Taner Akpınar: Sorunun yaratıcısından soruna çözüm olmasını istiyoruz

'Sermayenin Yeni Hafif Piyadeleri' kitabının yazarı Taner Akpınar, Türkiye’de birçok çevrenin göçmen işçileri çalışma koşullarını kötüleştirmek ve yerli işçilerin ücretlerini düşürmekle suçladıklarını ifade ediyor ve ekliyor: “Şu gözden kaçıyor: Zaten kaçak göçmen işçilerinin buraya getirilmesinin temel nedeni bu. Sermaye; işçi sınıfının çalışma koşullarını aşağı çekmek, ideolojik olarak işçi sınıfını kamplara bölmek için bu stratejiden ziyadesiyle istifade eder.”

Google Haberlere Abone ol

DUVAR - Göçmen işçiler, Suriyeli işçiler, yerli işçiler… Bu gruplar arasındaki ilişki her daim sermaye lehine olacak şekilde belirleniyor. Çatışma ve gerilim noktaları, kapitalist sistemin sürdürebilirliğini sağlayacak güçte işlev görüyor.

Devletin işverenlerin kullanımına hazır bir göçmen işçi ordusu oluşturulmasındaki rolü, sermaye ve göçmen emeği arasındaki ilişkinin adlı adınca bilinmesi sınıf mücadelesinin niteliğini bir başka noktaya taşıma ihtimali olsa da iş oralara hiç gelemiyor. Çünkü neoliberal düzen için göçmen emeği vazgeçilmez. Bütün stratejiler buna göre düşünülüyor.

'Kaçak' göçmen işçilerin Türkiye’deki sermaye çevreleri için anlamı ne? Geçmişten bugüne göçmen hareketi nasıldı? Bir ülkeden diğer ülkelere çalışma maksatlı insan hareketliliğini belirleyen şeyler neler? Marx’tan bu yana 'sınıf' tanımı değişmiş olabilir mi? 

Kor Kitap’tan çıkan 'Sermayenin Yeni Hafif Piyadeleri - Kaçak’ Göçmen İşçiler' kitabının yazarı Taner Akpınar’la konuştuk.

‘Kaçak’ göçmen işçiler, Kürt işçiler, Afrikalı işçiler tüm bu gruplar sınıfsal olarak sizce çatışıyor mu? 

Afrikalı olanları bir kenara ayıralım. Diğerleri ile yerli işçiler arasında bir rekabet var. Tarihsel olarak bakarsak örneğin 1990’lı yılların başında Türkiye’nin Kuzey bölgelerinde çay toplamak için çalışan Ruslar var ve o yörenin insanıyla rekabet halinde. Bugün daha çok Kürtlerle rekabet halindeler. Afrikalılarla bir rekabet yok. Çünkü onlara iş verilmiyor. Nedeni de şu: Olası bir denetimde herhangi bir resmi yaptırımla karşılaşmamak için. Çünkü bir iş yerinde siyah işçi hemen fark edilir. Diğerleri gibi çok kolay kolay onu gizlemek mümkün değil. 

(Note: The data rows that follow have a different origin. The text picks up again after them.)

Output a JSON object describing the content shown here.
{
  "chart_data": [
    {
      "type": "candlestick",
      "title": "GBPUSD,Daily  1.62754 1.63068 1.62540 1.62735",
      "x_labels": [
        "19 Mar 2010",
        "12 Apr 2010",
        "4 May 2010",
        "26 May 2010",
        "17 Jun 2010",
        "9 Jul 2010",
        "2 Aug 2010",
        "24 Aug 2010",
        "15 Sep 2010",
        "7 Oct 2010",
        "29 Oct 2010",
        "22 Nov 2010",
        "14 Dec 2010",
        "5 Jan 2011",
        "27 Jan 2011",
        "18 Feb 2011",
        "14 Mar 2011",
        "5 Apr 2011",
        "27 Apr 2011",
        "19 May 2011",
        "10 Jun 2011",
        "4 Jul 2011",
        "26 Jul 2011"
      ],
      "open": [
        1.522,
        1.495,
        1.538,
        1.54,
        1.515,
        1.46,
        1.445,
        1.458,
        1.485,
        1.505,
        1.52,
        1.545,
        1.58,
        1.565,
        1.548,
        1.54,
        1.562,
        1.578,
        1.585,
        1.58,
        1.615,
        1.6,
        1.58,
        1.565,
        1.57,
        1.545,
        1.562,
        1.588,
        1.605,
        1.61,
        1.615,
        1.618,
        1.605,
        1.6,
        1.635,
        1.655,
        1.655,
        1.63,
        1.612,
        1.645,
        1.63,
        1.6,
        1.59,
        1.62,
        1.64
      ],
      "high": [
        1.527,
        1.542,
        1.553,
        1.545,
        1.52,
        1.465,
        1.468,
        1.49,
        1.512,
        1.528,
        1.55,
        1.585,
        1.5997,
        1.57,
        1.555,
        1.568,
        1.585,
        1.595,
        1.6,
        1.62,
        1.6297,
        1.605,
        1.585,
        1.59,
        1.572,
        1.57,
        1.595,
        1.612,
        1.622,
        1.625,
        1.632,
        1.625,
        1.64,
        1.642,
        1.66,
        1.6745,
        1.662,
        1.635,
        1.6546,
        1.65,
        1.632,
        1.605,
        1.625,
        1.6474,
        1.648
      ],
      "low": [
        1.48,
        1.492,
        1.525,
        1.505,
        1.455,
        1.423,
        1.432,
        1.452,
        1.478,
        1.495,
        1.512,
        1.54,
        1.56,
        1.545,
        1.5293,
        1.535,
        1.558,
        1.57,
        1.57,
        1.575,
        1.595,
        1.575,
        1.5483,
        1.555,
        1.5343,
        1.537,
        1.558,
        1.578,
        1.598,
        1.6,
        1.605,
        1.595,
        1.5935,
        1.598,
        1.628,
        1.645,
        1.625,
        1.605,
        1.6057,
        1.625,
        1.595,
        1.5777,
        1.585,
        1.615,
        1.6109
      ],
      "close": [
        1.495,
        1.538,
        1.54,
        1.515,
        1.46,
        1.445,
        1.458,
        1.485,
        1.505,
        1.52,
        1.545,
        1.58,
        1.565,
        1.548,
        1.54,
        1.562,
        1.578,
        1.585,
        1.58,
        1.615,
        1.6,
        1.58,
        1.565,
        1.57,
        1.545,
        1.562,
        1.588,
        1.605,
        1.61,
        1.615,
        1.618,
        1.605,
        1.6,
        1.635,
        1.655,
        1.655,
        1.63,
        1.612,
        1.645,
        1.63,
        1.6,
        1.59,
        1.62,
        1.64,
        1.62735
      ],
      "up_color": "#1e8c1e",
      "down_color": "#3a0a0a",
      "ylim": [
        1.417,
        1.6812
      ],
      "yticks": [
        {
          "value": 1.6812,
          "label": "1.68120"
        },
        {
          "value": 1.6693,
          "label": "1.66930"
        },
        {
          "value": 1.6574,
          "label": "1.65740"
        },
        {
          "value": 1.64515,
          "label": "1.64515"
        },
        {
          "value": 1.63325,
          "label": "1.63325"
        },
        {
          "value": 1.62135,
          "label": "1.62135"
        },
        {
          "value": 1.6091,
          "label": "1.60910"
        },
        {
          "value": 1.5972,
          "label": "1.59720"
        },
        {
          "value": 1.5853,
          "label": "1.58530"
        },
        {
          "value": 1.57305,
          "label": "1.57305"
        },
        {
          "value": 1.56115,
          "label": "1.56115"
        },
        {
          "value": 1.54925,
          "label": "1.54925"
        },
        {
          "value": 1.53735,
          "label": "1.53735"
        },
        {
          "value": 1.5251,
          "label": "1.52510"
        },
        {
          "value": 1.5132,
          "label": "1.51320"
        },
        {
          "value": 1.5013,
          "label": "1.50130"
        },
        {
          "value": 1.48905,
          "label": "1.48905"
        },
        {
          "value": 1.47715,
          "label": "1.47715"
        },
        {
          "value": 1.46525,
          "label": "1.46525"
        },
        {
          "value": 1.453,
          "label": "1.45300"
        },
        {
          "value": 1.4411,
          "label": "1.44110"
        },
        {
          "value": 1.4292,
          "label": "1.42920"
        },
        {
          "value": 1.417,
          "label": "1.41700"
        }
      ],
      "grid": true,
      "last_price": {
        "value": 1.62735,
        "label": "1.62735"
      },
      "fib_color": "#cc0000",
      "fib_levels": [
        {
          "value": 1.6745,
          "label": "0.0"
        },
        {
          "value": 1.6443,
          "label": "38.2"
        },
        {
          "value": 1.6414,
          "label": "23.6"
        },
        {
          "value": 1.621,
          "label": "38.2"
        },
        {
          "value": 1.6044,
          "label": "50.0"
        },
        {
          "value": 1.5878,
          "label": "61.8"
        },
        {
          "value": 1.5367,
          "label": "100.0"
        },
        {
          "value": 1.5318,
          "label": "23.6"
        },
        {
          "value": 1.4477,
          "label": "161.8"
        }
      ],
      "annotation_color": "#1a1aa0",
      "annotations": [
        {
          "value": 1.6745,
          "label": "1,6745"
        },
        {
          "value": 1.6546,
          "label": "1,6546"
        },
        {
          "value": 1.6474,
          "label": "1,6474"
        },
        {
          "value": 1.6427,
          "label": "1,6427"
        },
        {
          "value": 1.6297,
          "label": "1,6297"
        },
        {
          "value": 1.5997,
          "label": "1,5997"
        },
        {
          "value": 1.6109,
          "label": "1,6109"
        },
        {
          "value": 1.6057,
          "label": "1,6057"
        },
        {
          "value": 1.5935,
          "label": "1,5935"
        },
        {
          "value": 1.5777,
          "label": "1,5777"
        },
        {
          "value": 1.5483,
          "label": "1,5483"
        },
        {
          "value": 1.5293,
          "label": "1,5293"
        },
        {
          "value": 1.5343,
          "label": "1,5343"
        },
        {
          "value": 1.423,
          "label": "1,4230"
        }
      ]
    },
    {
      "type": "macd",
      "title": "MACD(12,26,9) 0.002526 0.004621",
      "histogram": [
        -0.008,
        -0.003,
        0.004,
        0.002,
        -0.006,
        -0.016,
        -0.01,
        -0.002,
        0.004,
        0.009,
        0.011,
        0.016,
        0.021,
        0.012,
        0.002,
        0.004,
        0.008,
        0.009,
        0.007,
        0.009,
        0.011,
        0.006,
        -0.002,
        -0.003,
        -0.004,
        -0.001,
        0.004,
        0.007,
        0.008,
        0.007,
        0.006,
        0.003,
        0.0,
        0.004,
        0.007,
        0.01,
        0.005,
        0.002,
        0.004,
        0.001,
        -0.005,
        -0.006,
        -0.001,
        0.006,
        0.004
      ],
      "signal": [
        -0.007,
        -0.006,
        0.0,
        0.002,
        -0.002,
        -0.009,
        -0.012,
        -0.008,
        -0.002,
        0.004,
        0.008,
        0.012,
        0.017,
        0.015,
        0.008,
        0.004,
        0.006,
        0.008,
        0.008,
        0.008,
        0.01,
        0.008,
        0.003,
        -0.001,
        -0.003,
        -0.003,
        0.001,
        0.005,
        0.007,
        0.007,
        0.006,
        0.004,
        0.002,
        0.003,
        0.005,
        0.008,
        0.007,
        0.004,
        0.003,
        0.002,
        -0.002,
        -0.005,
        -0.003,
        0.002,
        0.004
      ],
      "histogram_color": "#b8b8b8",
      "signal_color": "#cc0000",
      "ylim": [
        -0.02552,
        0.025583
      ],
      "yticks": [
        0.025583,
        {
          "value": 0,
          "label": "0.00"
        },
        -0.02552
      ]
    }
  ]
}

Bu dediğinizden yola çıkarak ezilenlerin hiyerarşisinde siyah işçi en altta olan mı?

Bu çok söylenemez. Çünkü bu grup zaten iş gücü piyasasına dahil bile olamıyor. Peki buna karşın dahil olanların durumu ne? Dahil olanların çalışma koşullarına ve aldığı ücretlere bakarsanız çok da iyidir diyebilir miyiz? Öte yandan Afrikalı göçmenler Avrupa’ya gitmek istiyor. Dolayısıyla onlar geçici bir bekleme süresi ile burada duruyorlar. 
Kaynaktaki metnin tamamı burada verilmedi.